Como minha esposa habitualmente visitava sua irmã, em uma dessas visitas ela
conheceu as pequenas criaturas, que pelas ruas estreitas da vila perambulavam.
Um dia, em uma de suas visitas percebeu a ausência de uma delas, o menorzinho.
Indagou da sua irmã Maria onde se encontrava o garoto. Esta respondeu que ele
estava muito doente, prostrado em uma velha rede no casebre em frente. Estava
sozinho. A mãe tinha ido trabalhar.
Adilina, vendo
que a saúde do garoto era preocupante levou-o imediatamente para o hospital do bairro, alertando sua irmã que
avisasse Antônia. Depois de a criança
ser medicada superficialmente pelo médico, Adilina tomou a decisão de levá-la
para nossa casa. Foi assim, que a história do Luís começou.
No
dia seguinte, choveu. Torrencialmente.
Não foi possível levar o garoto para sua casa. Decidiu-se levá-lo no próximo
dia, que, por algum motivo, também não foi possível. Vários dias se passaram
sem que o pequeno hóspede fosse embora. A mãe, por sua vez, também não apareceu
para levar o filho. Fiquei preocupado. Mandei chamá-la. Esta, depois de
reiterados convites, enfim veio receber o filho ausente. Nessa cena, ao final
da uma tarde de inverno, na calçada da minha casa, encontravam-se, além de mim
e a mãe do Luís, minha esposa, a cunhada Maria e meus três filhos adolescentes:
Josy, Vitor e Patrícia.
No
momento da despedida do pequeno hóspede aconteceu um fenômeno extraordinário. Acredito
que tudo o que acontece na vida das pessoas tem um propósito. Neste caso,
acredito piamente que há um desígnio de Deus. Mas há também um propósito. Ou
não? “O coração tem razões que a própria
razão desconhece”, disse alguém.
Meus três
filhos protestaram veementemente a devolução do Luís à sua mãe. “Papai, você
vai deixar essa mulher levar o Luís?” Fiquei surpreso com tal reação. O Luís já
havia cativado os corações de todos de casa. Foi aí que compreendi que o Luís
era o meu quarto filho. O Luís, o filho do coração. Entendi, também, que a mãe
do Luís aceitou a separação do filho convencida que este teria uma boa educação
e um futuro auspicioso com a nova família.

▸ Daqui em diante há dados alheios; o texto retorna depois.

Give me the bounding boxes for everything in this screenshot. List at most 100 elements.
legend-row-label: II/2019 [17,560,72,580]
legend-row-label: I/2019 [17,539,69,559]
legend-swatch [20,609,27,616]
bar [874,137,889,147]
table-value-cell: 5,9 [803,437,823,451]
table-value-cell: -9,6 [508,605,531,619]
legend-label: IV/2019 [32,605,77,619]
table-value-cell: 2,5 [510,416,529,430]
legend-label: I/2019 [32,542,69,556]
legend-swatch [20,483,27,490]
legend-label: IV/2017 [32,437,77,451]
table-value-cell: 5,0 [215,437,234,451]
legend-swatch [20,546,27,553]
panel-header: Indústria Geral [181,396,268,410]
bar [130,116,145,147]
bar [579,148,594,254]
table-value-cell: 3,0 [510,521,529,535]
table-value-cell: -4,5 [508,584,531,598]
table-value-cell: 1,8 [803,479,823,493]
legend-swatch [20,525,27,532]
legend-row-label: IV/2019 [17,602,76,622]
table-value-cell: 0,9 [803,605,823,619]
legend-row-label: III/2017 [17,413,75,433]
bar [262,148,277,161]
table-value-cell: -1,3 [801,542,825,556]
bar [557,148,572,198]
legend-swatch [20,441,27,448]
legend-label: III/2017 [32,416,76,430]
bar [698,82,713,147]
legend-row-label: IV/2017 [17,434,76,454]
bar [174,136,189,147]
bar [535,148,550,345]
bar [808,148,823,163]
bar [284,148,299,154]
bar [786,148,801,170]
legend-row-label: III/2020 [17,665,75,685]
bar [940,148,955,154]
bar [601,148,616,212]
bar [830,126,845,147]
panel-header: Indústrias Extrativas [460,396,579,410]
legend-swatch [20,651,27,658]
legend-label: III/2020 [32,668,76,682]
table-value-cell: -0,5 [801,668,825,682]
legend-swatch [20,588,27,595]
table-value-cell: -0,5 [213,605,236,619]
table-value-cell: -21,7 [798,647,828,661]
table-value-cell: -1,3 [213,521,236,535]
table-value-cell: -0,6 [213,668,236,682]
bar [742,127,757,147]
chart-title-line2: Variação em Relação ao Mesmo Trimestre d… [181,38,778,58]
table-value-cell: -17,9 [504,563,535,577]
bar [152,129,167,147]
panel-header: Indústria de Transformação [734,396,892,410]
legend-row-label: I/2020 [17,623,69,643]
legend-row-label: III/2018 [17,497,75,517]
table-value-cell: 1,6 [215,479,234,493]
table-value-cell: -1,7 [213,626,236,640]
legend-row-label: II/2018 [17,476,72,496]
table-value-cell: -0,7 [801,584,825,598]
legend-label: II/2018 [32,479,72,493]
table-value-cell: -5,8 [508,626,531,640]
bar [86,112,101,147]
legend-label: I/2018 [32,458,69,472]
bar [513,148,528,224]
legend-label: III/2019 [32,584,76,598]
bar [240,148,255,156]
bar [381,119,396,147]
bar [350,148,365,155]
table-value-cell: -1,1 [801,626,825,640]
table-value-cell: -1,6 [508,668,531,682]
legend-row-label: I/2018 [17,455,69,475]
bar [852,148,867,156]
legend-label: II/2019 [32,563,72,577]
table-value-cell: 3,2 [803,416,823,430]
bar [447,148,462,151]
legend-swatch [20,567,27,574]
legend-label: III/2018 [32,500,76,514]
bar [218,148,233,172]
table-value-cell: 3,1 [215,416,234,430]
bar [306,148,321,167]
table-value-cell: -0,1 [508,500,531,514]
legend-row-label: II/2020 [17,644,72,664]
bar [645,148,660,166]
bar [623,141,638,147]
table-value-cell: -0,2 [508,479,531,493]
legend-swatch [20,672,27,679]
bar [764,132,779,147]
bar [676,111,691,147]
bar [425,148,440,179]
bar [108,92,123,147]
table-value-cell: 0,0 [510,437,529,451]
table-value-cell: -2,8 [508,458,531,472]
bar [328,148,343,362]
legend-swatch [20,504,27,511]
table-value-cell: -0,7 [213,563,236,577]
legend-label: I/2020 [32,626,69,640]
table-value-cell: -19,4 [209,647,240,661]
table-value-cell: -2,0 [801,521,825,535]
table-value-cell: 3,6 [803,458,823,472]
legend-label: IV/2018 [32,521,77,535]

E esta é a missão que Deus confiou à minha família: educar o Luís, sem
medir esforços, no sentido que ele seja, no futuro, um bom cristão, bom cidadão,
e um profissional respeitado por todos.
Hoje, o Luís está com
13 anos. Chama-se LUÍS HENRIQUE. Nome de Rei. É inteligente, meigo e tem um
carisma muito grande junto às crianças. É estudante da 7ª série da Escola São
José. Não se dedica muito aos estudos como eu gostaria. Mas é um bom filho. Tenho a convicção que, com ajuda dos irmãos
desta grande Igreja Batista e do grande Pai, Luís Henrique se transformará em
um bom estudante, pois atencioso e obediente aos pais que é, logo será uma
pessoa da mais alta respeitabilidade na comunidade. Para finalizar, citarei uma
frase tirada do livro o “Pequeno Príncipe” que diz mais ou menos assim: “quando
tu cativas alguém, tu és responsável por ela para sempre”. Amém.